I have some pressing questions about my Deca Durabolin 300- Nandrolone Decanoate/Testosterone Enanthate 300 cycle which is currently as listed:
Deca Durabolin- Weeks 1-10 at an estimated 300mg EW
Test E- Weeks 1-12 at an estimated 500-600mg EW
Nolvadex (tamoxifen)- 2 weeks after last Deca Shot so as to avoid any problems with the Deca.
Arimidex- weeks 4-12 .5mg E3D
My first two cycles were both about 8 weeks and consisted of only Test C. My body handles the compound very well as I had no side effects at all. With that being said, I realize this is about as basic of a bulking stack as you’re going to get(Deca/Test). I also understand the need to run your test a couple weeks later than your nandrolone because the half life of the drug is somewhat longer than others, and you need test while Deca is in your body. I’ve done a TON of reading the past month or so on what ancillaries and SERMS to take with this cycle in particular, and I’m confident in my knowledge of what these two compounds are, and the mechanisms by which they act. Here are my questions:
A) I know of the negative effects that some say heighten your chances for gyno, that come from taking Deca with Nolva. I would love a knowledgeable person to inform me if 2 weeks will or will not be a sufficient amount of time for the Deca to clear out of my system so I can continue on with my Nolva for a PCT.
B) I’ve come to understand that it takes a few weeks for these compounds to come to their full effect, hence the beginning of my Arimidex at around the fourth week. Should I start this sooner? Will taking .5mg E3D suffice? Should I switch to E2D? And should I continue the Adex into my PCT?
C) I have Clomid handy as well. I have read reviews and studies stating that Nolva is by far the safer and more efficient choice for PCT. Should I still include the Clomid in the cycle?
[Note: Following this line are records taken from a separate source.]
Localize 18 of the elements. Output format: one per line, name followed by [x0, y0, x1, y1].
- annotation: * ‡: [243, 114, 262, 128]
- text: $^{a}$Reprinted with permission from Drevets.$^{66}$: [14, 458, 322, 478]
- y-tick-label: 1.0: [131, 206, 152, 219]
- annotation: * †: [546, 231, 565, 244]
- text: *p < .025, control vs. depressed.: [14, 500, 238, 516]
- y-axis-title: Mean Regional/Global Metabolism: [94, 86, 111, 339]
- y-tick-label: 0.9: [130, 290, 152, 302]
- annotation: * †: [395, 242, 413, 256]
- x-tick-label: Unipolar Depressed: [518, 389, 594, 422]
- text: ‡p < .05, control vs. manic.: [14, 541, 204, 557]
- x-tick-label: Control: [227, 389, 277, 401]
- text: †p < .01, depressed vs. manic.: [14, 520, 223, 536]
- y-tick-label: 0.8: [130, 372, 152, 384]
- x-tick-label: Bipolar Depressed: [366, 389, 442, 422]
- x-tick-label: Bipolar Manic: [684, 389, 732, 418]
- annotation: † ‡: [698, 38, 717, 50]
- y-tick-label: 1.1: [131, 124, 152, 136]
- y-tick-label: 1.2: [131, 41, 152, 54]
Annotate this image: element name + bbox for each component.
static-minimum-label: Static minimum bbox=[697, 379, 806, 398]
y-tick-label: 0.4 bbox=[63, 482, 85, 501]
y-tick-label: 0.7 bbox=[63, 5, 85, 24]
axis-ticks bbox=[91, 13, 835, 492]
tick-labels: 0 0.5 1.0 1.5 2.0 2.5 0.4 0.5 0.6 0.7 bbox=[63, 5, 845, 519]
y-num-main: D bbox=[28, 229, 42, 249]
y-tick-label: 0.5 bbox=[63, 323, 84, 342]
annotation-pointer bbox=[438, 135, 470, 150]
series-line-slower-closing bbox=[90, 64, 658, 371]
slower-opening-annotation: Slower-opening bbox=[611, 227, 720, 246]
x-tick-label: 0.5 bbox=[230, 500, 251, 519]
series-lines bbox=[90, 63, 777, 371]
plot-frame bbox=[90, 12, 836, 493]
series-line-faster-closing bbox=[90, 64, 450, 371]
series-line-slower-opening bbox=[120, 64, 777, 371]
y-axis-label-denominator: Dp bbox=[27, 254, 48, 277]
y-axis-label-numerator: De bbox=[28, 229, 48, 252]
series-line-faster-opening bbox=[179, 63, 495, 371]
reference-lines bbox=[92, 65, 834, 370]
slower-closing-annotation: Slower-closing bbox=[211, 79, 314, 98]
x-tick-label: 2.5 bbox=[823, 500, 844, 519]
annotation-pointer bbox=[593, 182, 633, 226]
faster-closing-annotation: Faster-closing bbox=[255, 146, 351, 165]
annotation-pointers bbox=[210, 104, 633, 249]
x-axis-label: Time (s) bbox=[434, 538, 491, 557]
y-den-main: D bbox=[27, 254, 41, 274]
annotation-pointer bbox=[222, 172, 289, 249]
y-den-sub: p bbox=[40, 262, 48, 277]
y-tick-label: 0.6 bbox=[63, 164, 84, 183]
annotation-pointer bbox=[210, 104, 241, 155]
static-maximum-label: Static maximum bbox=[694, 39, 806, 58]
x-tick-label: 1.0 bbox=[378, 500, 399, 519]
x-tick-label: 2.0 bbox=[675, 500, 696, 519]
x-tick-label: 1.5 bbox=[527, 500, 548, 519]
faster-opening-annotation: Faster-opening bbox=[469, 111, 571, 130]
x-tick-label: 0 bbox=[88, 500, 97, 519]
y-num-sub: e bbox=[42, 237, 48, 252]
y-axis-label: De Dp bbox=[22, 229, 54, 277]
D) Finally the question that recieves the most varied answers. I have read MASSIVE amounts of info on the gyno that comes from using Deca. I know Deca-Durabolin - nandrolone decanoate - DOES NOT aromatize to any appreciable degree, but does have about 18% affinity for the progesterone receptor and can induce progestin-gynecomastia in SOME individuals. The thing I cannot seem to get straight is whether or not it is PROGESTERONE or PROLACTIN that causes the gyno. Some believe it’s one or the other and some believe they work synergistically to cause it. Be that as it may I have read that no matter what causes it between the two, it is almost impossible for them to have their effect without large amounts of estrogen in the body. So will my Adex be sufficient in preventing this “Deca Gyno”? Or should I incorporate something like Cabergoline into my cycle as well.
I am very sorry to squash so many questions into one thread but I didn’t know where else to go. I really appreciate anyone who would be so willing as to help me with these questions I have and help me out with making any necessary adjustments to this cycle, if need be. Thanks for the Help!